The committee chairman, Rep. Howard "Buck" McKeon, R-Calif., told Gates and Mullen that it is premature to be reducing the size of the Army and Marine Corps.

"I cannot in good conscience ask them to do more with less," McKeon said.

Marshaling his counter-argument, Gates told the panel that the Army and Marine Corps can be reduced "with minimal risk," given that far fewer troops will be deployed abroad when forces are drawn down from war zones.
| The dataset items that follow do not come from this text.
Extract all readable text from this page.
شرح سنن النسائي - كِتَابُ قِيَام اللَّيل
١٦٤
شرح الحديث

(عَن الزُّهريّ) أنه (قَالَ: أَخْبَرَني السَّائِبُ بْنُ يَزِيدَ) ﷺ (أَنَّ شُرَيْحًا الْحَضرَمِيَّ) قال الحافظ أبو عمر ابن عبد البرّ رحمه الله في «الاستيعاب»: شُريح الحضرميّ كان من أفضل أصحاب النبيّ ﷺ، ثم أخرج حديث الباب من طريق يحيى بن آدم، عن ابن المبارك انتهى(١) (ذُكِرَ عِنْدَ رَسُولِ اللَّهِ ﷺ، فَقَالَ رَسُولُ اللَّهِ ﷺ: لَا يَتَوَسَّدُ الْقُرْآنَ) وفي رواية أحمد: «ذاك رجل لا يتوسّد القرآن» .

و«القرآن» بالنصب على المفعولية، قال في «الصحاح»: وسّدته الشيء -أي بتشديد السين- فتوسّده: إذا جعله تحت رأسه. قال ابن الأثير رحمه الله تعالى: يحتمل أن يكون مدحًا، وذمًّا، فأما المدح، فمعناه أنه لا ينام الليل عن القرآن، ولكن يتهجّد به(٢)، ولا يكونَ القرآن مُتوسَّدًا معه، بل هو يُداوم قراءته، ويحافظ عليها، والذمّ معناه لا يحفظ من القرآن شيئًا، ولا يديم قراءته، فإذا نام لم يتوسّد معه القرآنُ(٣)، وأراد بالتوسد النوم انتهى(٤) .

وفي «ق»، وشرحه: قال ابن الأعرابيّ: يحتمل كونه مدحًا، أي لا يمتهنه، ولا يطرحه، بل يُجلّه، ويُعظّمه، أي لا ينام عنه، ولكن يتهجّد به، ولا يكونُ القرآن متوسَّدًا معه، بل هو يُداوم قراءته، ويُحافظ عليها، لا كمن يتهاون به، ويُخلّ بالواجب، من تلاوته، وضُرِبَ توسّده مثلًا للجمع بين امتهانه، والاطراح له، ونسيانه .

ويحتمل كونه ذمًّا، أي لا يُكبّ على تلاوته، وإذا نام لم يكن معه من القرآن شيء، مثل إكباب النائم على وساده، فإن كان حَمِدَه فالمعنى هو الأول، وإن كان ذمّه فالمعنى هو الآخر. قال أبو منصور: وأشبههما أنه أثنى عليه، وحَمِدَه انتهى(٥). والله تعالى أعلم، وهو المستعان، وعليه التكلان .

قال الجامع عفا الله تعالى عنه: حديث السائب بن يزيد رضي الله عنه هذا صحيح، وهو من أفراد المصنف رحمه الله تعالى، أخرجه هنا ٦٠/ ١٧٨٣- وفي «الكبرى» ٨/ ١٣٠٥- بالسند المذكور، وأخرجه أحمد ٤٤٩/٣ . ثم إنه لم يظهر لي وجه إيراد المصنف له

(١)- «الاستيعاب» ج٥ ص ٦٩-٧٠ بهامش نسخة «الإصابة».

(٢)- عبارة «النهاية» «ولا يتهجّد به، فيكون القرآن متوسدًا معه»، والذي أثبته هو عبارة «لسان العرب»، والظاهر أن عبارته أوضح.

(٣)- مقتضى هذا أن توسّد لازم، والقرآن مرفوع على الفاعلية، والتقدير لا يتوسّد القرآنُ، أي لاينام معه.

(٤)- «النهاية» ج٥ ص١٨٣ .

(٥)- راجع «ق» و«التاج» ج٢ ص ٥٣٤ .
He said that one year ago 190,000 troops were stationed in Iraq or Afghanistan, and that by the end of this year the total will be slightly below 100,000. That will mean more time at home between overseas deployments for much of the force, Gates added.

Noting also that the reductions would not start until 2015, Gates said the date is far enough in the future to enable the Pentagon to adjust if circumstances change.

Gates said the major assumption upon which the troop cut decision was based is that the U.S. will have ended its combat role in Afghanistan by the end of 2014. The Pentagon probably will know by late 2012 or early 2013 whether that assumption is valid, and if it is not, the troop cut decision could be reversed, he said.

Gates added that the Marine Corps' top leadership recommended that their service be shrunk. They believe that once they are out of Afghanistan, the Corps will be too large to fulfill its traditional missions, he said.

In his testimony, Mullen said he supported the administration's controversial proposal to increase some health care costs for working-age military retirees. He called the increases "modest and manageable," and noted that the heads of all the armed services support the proposed increases.

Mullen also said it would be a mistake to reduce U.S. military aid to Egypt in the aftermath of its revolution.